Qu’est-ce que la capoeira

history2

Cet art fut inventé par les esclaves d’origine africaine qui travaillaient dans les mines et les plantations du Brésil colonial. Par la lutte, ces hommes enchaînés retrouvaient une forme de liberté et de dignité. Travestie en danse pour échapper à l’interdiction des Maîtres, la capoeira se développa à travers les siècles comme un art complexe. À partir de ses racines africaines, la capoeira élabore une technique de jeu et de combat originale. Sa musique et ses chants véhiculent la mémoire de l’esclavage et constituent un volet à part entière de la culture brésilienne. Vouée à la clandestinité durant près de 500 ans, interdite jusqu’au début des années 30, la capoeira aujourd’hui est connue dans le monde entier.

Faisant intrinsèquement partie de l’identité brésilienne, la capoeira, pratique culturelle aux dimensions multiples (art avec une dimension physique importante, musique, chant, lutte et danse) s’enseigne aujourd’hui dans des académies. Elle s’est implantée en Europe au cours de ces trois dernières décennies et connaît des adeptes de plus en plus nombreux notamment en France, au Portugal en Allemagne, en Espagne, en Belgique et en Grande-Bretagne. Voyageant avec les plus grands Maîtres, la capoeira est aussi connue et pratiquée aux États-Unis, en Australie, en Nouvelle-Zélande et même au Japon.

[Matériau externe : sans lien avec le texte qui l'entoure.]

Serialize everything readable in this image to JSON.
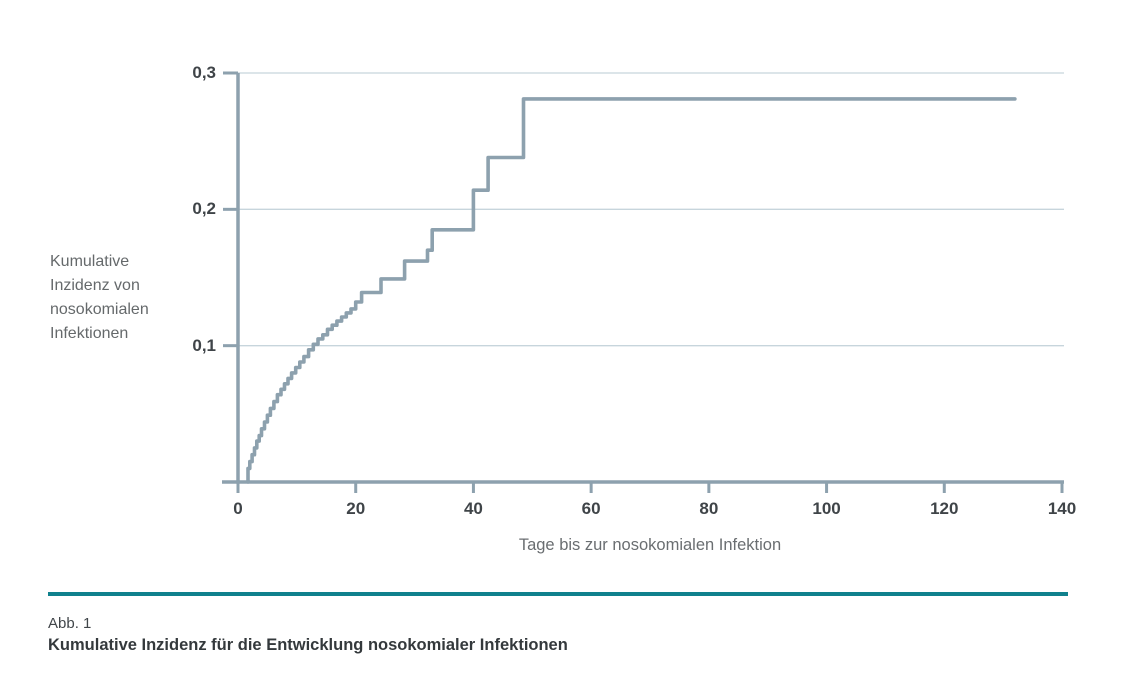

La capoeira loin d’être une simple pratique physique, est un art mêlant le chant, la musique, le jeu, la lutte et la danse. En 2014, l’UNESCO a inscrit la ronde de capoeira sur la liste du patrimoine immatériel de l’humanité. Pour elle, « la capoeira est une pratique culturelle afro-brésilienne qui relève à la fois du combat et de la danse et peut être considérée comme une tradition, un sport et même une forme d’art. Les capoeiristes forment un cercle au centre duquel deux d’entre eux s’affrontent. Les mouvements exécutés exigent une grande souplesse du corps. Les autres capoeiristes autour du cercle chantent, tapent des mains et jouent d’instruments à percussion. Les cercles de capoeira sont constitués d’un groupe de personnes, hommes et femmes, comprenant un Maître, un Contremaître et des disciples. […] Le cercle de capoeira est un espace dans lequel les connaissances et les savoir-faire sont transmis au moyen de l’observation et de l’imitation. Le cercle de capoeira permet aussi l’affirmation du respect mutuel entre communautés, groupes et individus, encourage l’intégration sociale et la mémoire de la résistance à l’oppression historique. »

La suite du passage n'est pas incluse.